Now, people will say that every company has competition, but uniqueness does not mean there is no competition the way you operate can also be unique.
For example, Zydus Wellness makes Sugar free, and they command 90% of the market share. This is not a recommendation and is only for education. I might have holdings in the company.
Moderator: Moving from valuation, we would like to understand your view on something that has been going on in the market for the last decade. We have seen a surge in new generation tech-led businesses. We call them startups, and they are getting listed now. We are seeing IPOs happening at huge prices, and many investors are getting trapped in these companies at high prices, and seasoned investors are fearful of these companies. What’s your view on this trend?
Shabbir: So I have 3 or 4 views here.
First, the IPO is never the right time to buy. Someone is selling you his business, and he is offering shares for a premium. The business is coming to market when it thinks it is the right time. IPOs are like a lottery. It has to be avoided.
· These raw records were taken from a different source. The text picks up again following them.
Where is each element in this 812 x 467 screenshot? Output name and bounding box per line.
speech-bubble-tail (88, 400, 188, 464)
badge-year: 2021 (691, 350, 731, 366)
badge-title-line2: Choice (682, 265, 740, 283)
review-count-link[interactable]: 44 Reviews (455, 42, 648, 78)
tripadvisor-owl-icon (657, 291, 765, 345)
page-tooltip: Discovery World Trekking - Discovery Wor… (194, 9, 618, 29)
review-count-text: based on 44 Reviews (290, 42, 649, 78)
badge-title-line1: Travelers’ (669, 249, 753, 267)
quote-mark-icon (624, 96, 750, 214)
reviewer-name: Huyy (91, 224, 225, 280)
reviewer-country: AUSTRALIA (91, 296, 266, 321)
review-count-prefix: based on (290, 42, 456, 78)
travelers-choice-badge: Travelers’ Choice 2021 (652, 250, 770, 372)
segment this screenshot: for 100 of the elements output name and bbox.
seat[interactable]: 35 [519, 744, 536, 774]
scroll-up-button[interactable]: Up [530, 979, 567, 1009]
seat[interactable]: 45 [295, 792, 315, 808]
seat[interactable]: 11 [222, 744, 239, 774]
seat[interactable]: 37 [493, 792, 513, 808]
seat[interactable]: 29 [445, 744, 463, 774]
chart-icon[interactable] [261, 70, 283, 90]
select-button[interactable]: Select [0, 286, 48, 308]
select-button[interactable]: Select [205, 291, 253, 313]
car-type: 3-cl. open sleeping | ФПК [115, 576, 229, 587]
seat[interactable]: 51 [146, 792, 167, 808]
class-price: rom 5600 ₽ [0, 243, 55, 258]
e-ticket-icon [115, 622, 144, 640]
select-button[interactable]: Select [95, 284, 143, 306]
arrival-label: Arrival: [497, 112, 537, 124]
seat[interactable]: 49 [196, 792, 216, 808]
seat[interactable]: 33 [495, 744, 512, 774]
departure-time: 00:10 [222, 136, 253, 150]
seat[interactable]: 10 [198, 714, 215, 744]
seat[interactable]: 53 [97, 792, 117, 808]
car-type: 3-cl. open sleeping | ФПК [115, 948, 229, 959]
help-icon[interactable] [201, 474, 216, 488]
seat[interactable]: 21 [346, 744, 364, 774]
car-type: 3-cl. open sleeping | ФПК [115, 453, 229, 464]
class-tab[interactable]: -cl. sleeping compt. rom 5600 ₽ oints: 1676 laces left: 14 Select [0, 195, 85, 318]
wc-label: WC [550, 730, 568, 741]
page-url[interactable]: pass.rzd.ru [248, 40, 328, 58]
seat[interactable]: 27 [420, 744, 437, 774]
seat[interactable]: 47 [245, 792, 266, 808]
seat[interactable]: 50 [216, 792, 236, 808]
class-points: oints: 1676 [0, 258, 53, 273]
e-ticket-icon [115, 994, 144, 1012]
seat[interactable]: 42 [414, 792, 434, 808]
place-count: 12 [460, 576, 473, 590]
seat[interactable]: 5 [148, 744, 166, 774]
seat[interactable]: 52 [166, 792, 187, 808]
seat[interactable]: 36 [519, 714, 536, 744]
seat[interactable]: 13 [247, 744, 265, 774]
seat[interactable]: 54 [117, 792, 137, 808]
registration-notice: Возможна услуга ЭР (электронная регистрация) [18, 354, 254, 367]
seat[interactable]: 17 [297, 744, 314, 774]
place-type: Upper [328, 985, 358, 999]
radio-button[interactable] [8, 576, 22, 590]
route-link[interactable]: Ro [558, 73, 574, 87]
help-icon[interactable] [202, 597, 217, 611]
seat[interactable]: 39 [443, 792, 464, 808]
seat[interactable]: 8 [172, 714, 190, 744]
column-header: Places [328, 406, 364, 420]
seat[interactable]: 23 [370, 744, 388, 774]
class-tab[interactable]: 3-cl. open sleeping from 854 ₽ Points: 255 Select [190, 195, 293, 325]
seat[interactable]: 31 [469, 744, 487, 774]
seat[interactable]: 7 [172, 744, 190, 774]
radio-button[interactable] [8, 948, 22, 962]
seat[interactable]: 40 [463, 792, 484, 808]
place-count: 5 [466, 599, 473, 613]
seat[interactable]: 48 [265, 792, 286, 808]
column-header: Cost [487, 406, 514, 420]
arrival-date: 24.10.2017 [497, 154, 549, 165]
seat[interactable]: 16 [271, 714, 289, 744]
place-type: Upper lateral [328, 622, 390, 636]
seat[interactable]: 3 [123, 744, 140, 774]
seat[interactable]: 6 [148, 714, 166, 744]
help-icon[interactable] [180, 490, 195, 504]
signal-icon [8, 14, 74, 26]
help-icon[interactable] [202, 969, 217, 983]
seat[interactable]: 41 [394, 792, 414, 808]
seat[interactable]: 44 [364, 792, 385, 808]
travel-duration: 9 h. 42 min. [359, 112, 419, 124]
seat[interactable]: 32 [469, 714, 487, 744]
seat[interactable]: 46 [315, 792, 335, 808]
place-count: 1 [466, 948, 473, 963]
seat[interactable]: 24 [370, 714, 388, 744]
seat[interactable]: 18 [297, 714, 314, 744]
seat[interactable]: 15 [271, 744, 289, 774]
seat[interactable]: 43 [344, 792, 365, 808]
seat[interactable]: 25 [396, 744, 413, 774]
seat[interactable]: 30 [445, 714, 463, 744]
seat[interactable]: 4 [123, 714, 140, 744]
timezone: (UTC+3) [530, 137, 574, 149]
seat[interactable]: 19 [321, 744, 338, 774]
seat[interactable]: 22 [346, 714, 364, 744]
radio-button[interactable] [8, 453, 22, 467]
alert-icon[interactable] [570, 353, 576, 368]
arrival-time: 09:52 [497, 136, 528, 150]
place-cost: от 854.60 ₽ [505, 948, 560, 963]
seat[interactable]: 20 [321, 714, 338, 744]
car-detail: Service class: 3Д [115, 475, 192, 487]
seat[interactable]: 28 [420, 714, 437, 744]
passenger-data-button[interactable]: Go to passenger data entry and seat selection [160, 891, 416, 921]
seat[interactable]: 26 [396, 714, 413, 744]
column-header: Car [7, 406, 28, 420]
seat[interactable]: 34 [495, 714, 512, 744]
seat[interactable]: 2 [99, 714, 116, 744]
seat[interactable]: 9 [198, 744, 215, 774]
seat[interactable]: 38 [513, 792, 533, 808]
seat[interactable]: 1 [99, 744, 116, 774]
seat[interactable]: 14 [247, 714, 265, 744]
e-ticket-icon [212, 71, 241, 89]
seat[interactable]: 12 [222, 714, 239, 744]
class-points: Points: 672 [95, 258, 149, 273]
Second, for new-age companies like Zomato, I am not sure how they will make money in the future. The model of Zomato is not sustainable. You might order from Zomato, but you lose out on going out, and this model will never work.
You look at Burger King, Domino’s, and Mcdonald’s. There is no USP with Zomato; if Swiggy starts burning money, the market share will move towards Swiggy.
Even Paytm has the same problem. They don’t have a moat, and nothing stops me from making payments from Amazon, Whatsapp or Google.
Moderator: The next question, I believe I already know your answer to this question. How do you see cryptocurrency as an alternative investment asset? Do you think it should be part of our portfolio?
Shabbir: I don’t have it. I don’t recommend having it in the portfolio. You can put maybe Rs 5,000 in it to understand the blockchain technology but not gain from the crypto. I believe that blockchain can transform the world but not cryptocurrencies. If RBI uses blockchain technology to launch a cryptocurrency and then paper currency goes away, that can be very good. I don’t invest in crypto and also not in currencies. But, you can use some money to invest and understand crypto and the system.
Moderator: We have reached the last question of this Podcast. This is related to markets and life. We would like to know one thing that you have learned from the market that you applied in life and one thing that you learned from life that you applied in your investment journey.
Shabbir: There are two things. In life, I have learned a lot of things that I apply in business.
I have become a better investor because I do business. When I do business, I always think about how I can create a moat around my business which I have learned from investing in the markets. When investing, I think about how I can do this business differently.
In my personal life, I learned patience. You need the patience to stay in the market, to hold cash, and you need the patience to find your love of life. You might fall in love or be attracted to some girl, but after marriage, you need the patience to move together for decades.
Very famous Warren Buffet quote says,” If you want baby, you have to wait for nine months, you can’t get a baby in a month by making nine women pregnant”. I have learned this from my life, and I use it in markets and vice-versa.
Moderator: With that, we come to the end of this Podcast. It was nice having you with us, Sir and thank you for letting us in on your thoughts. Thank you so much, Sir and all the best to you.
Disclaimer: Whatever is discussed in the Podcast is purely for educational purposes and is not recommended. We request you approach your financial advisor before making any financial decisions. Bipzz or our Guests(speakers) will not be responsible for any losses due to trades taken by listeners by taking information from our podcast series. Bipzz is not a SEBI registered investment advisor and has given the data from documents available in public sources. Bipzz has not independently verified the information presented in the document.